The assistant medical examiner arrived ten minutes later. By that time the intern had threatened to leave four times. Carella mollified him each time. Each time the intern said, “There are people dying in this city.” The M.E. was a man named Michael Horton. He was wearing a suit and tie, dark overcoat, no hat, black leather gloves. He took off the glove on his right hand before he shook hands with Carella. Then he knelt to examine the body. The man from the Photo Unit moved off and began taking pictures of the dog.

“Cute, very cute,” Horton said. “Severed the trachea, carotids and jugular. There’s your cause of death right there. Not another mark on the man. Look at his hands. No defense cuts, nothing. Cute. Must’ve been a big blade. Just one slash, very deep, nobody did this with a penknife, I can tell you. Oh yes, very cute. No hesitation marks, clean-cut edges to the wound, help me roll him over.” Carella knelt. Together they rolled the man over. Horton looked at his back. “Nothing here, clean as a whistle,” he said. He pulled on the collar of the dead man’s coat, studied the back of his neck. “Slash runs almost through to the spine. Okay, on his back again,” he said, and he and Carella rolled the corpse over again. “I want his hands bagged, there may be scrapings under the nails. You won’t need him fingerprinted here at the scene, will you?”

“We don’t know who he is yet,” Carella said.

“I’ll wait around till you go through his pockets,” Horton said. “Pending autopsy, you can say your cause of death is the incised throat wound.”

“What’d I tell you?” Monroe said.

“What?” Horton said.

“Nothing,” Monoghan said, and scowled at Monroe. “What about the dog?” Carella said.

“What dog?”

“Over there. You want to look at the dog, too?”

“I don’t look at dogs,” Horton said.

“I thought—”

“I’m not a veterinarian, I don’t look at dogs.”

“Well, who does?” Carella asked.

“I don’t know,” Horton said. “I have never in my years with the Medical Examiner’s Office had to examine a dead dog.”

“The dog’s still alive,” Carella said.

“Then why do you want me to look at him?”

“To see what’s wrong with him.”

“How would I know what’s wrong with him? I’m not a veterinarian.”

“The dog’s unconscious there,” Carella said. “I thought you’d take a look at him, tell us what—”

“No, that’s not my function,” Horton said. “I’m finished here, give me what I have to sign. I’ll wait while you check for identification.”

“I don’t know if the Photo Unit’s done with him yet,” Carella said.

“Well, find out, will you?” Horton said.

The intern walked over from the ambulance. He was blowing on his hands. “All right to take him now?” he asked.

“Everybody slow down, okay?” Carella said.

“I’ve been waiting here—”

“I don’t give a damn,” Carella said. “This is a homicide, let’s just cool it, okay?”

“There are people dying in this city,” the intern said.

Carella didn’t answer him. He walked over to where the police photographer was snapping pictures of the unconscious dog. “You finished with the dead man?” he asked.

“Only my Polaroids,” the photographer said.

“Well, take whatever else you need,” Carella said. “Everybody’s getting itchy.”

“I haven’t fingerprinted him yet, either.”

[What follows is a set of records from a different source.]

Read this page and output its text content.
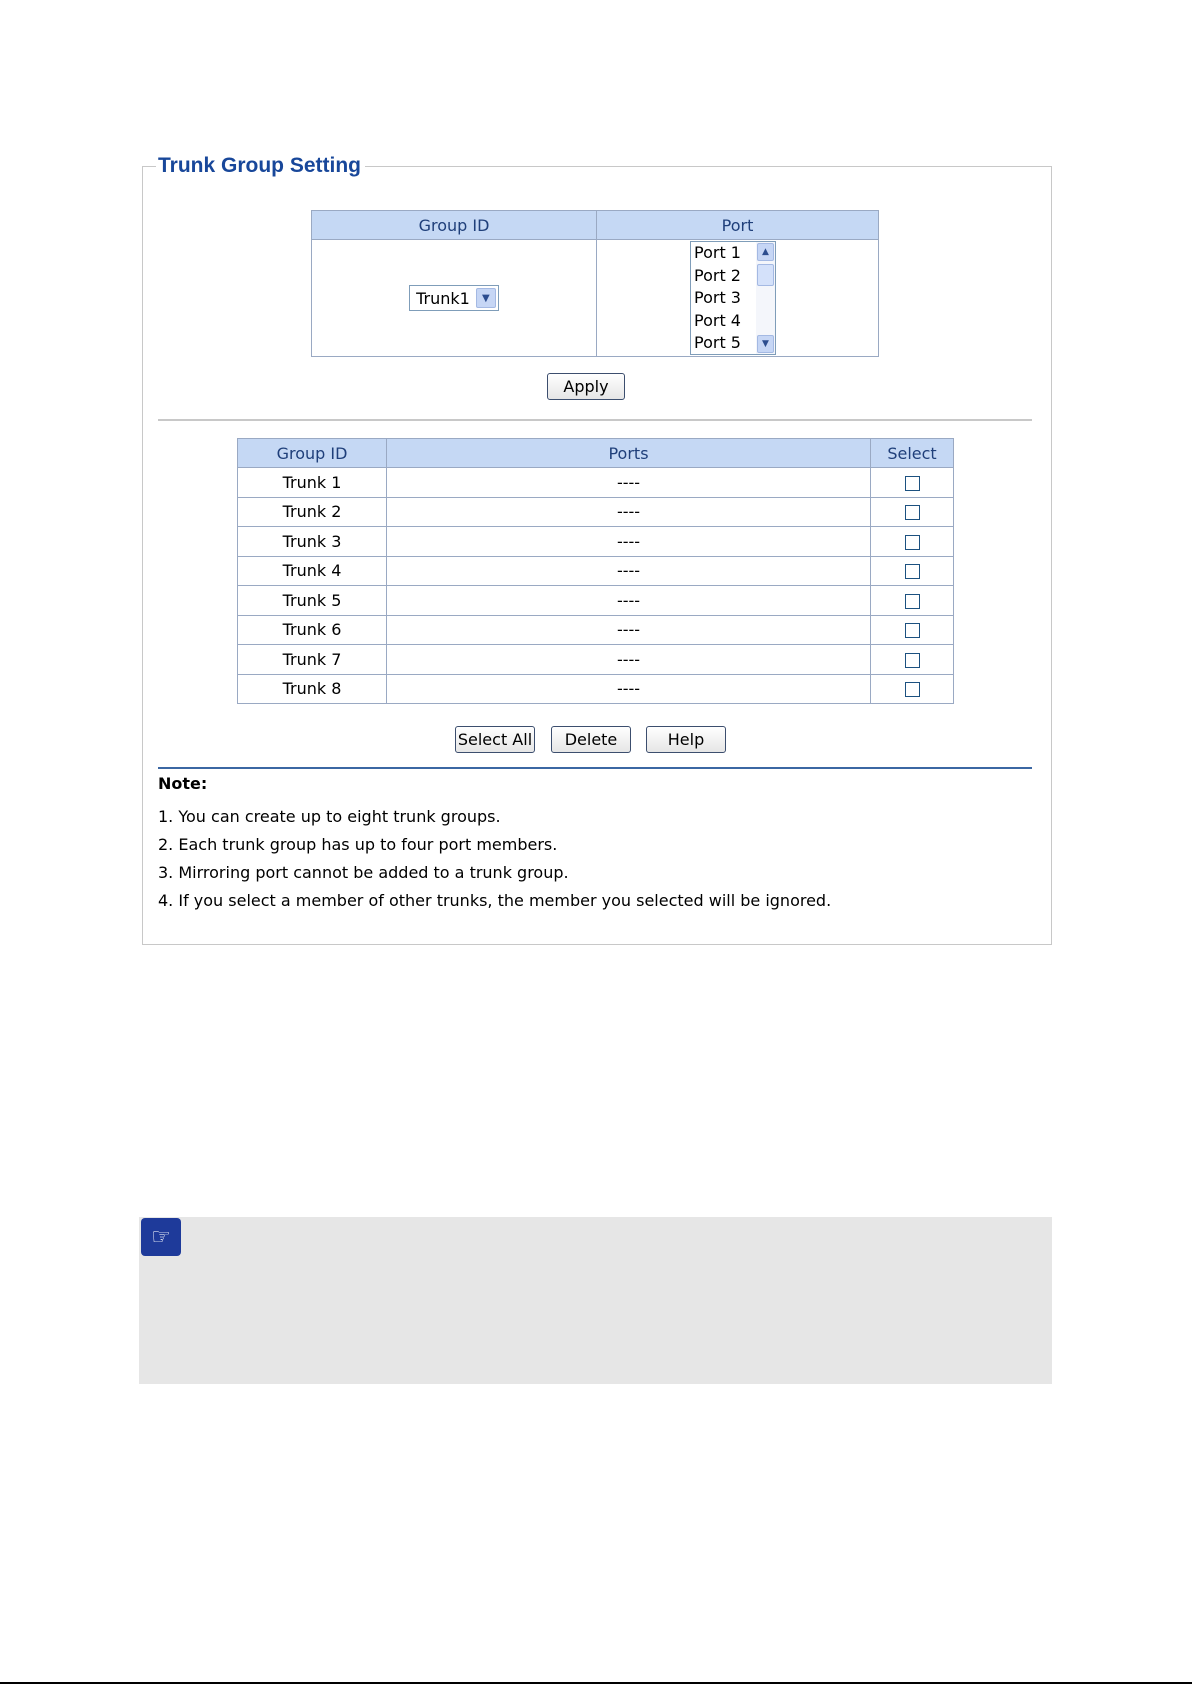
Trunk Group Setting
Group ID	Port

Trunk1 ▼	

Port 1
Port 2
Port 3
Port 4
Port 5
▲
▼
Apply
Group ID	Ports	Select
Trunk 1	----	
Trunk 2	----	
Trunk 3	----	
Trunk 4	----	
Trunk 5	----	
Trunk 6	----	
Trunk 7	----	
Trunk 8	----	
Select All	Delete	Help
Note:
1. You can create up to eight trunk groups.
2. Each trunk group has up to four port members.
3. Mirroring port cannot be added to a trunk group.
4. If you select a member of other trunks, the member you selected will be ignored.
☞
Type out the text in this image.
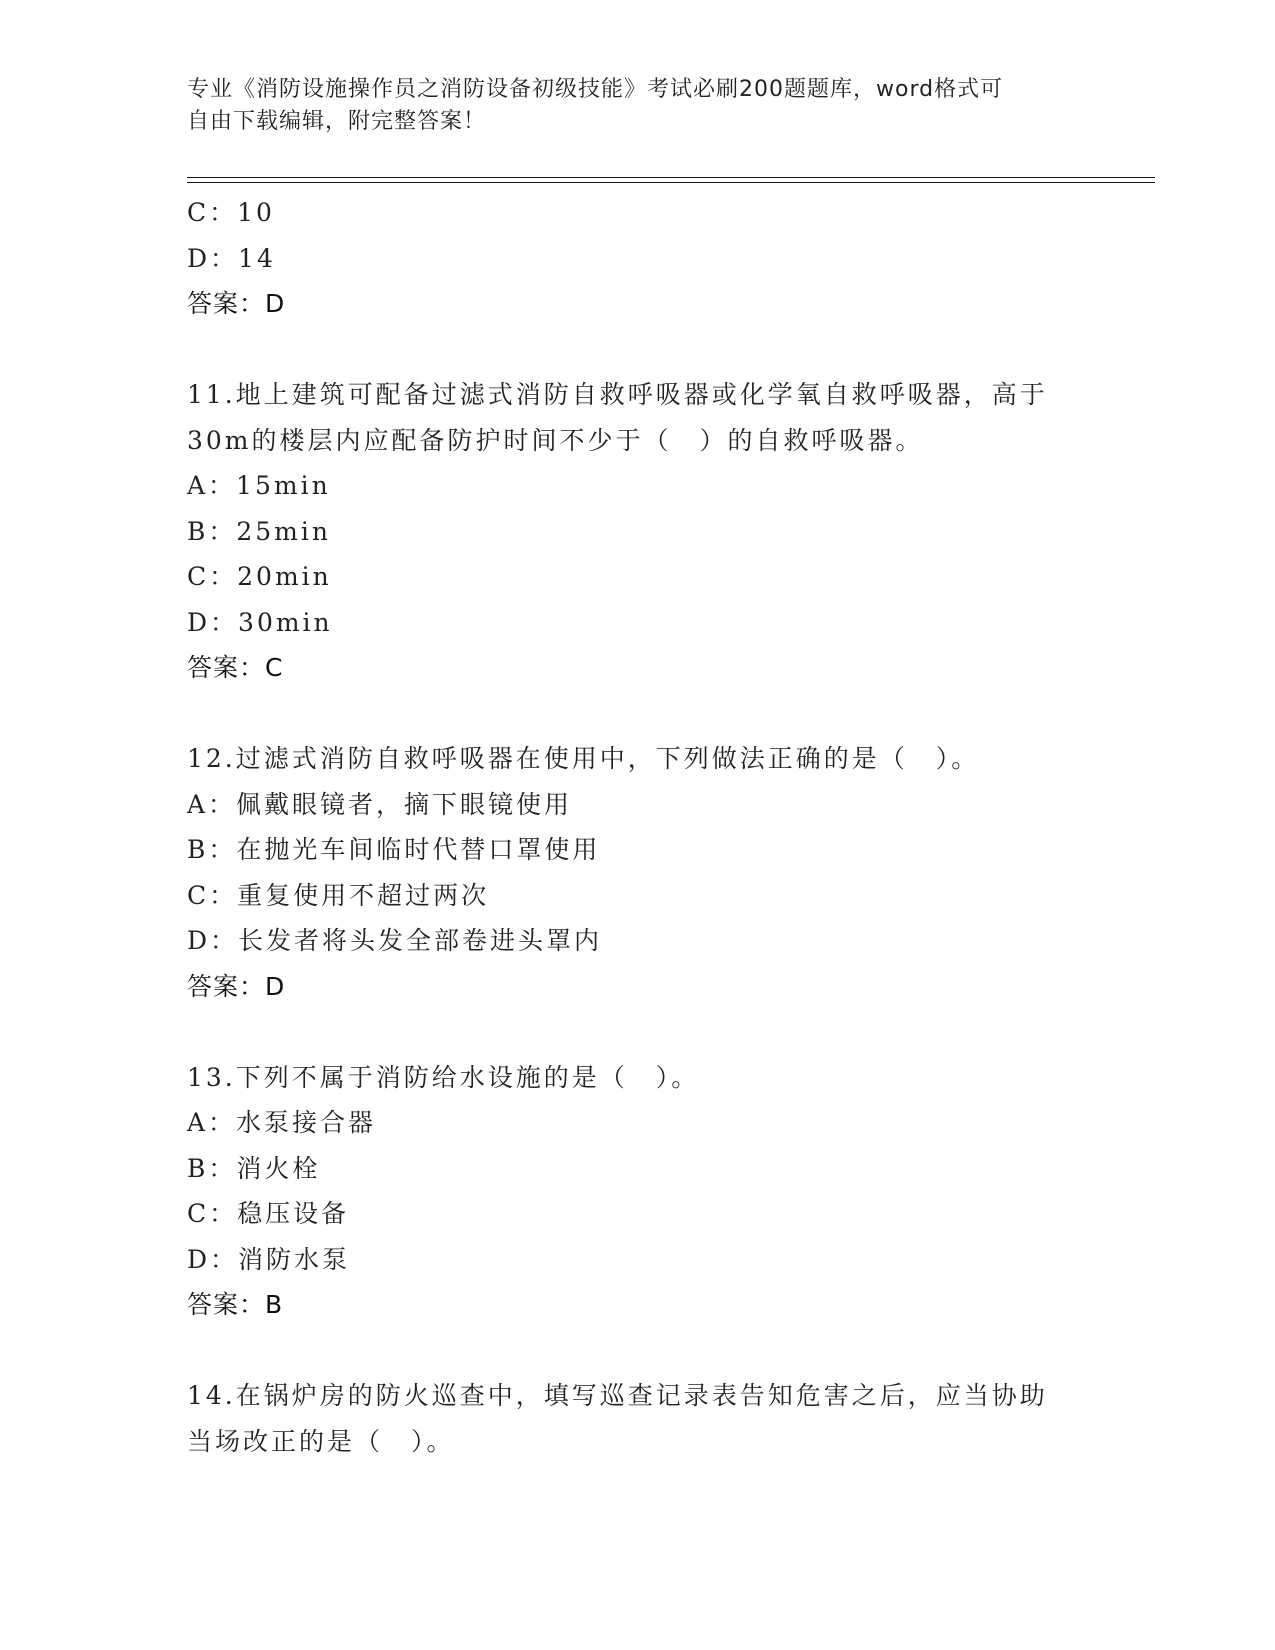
专业《消防设施操作员之消防设备初级技能》考试必刷200题题库，word格式可
自由下载编辑，附完整答案！
C：10
D：14
答案：D
11.地上建筑可配备过滤式消防自救呼吸器或化学氧自救呼吸器，高于
30m的楼层内应配备防护时间不少于（　）的自救呼吸器。
A：15min
B：25min
C：20min
D：30min
答案：C
12.过滤式消防自救呼吸器在使用中，下列做法正确的是（　）。
A：佩戴眼镜者，摘下眼镜使用
B：在抛光车间临时代替口罩使用
C：重复使用不超过两次
D：长发者将头发全部卷进头罩内
答案：D
13.下列不属于消防给水设施的是（　）。
A：水泵接合器
B：消火栓
C：稳压设备
D：消防水泵
答案：B
14.在锅炉房的防火巡查中，填写巡查记录表告知危害之后，应当协助
当场改正的是（　）。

“The M.E. wants his hands bagged.”

A lab technician was already chalking an outline of the body onto the pavement. The photographer waited till he was finished, and then began taking the additional pictures he needed. Flash bulbs exploded. The assistant M.E. blinked. At the ambulance, the attendant had opened the rear door again, in expectation. Meyer took Carella aside. They had been about to leave for a stakeout in a warehouse when the squeal came. Both men were wearing mackinaws and woolen watch caps.

“What do we do with the dog?” Meyer asked.

“I don’t know,” Carella said.

“Can’t just leave him here, can we?”

“No.”

“So what do we do?”

“Call a vet, I guess. I don’t know.” Carella paused. “Have you got a dog?”

“No. Have you?”

“Because I was wondering — maybe we ought to get a vet here right away. The dog may have been poisoned or something.”

“Yeah,” Meyer said, and nodded. “Let me call in, see if we can’t get Murchison to send somebody.”

“Maybe there’s somebody downtown... you know the unit that has those dogs who sniff out dope?”

“Yeah?”

“They must have a vet who takes care of those dogs, don’t you think?”

“Maybe. Let me call in, see what I can do.”

“Yeah, go ahead. I think Photo’s done with the body, I want to toss him.”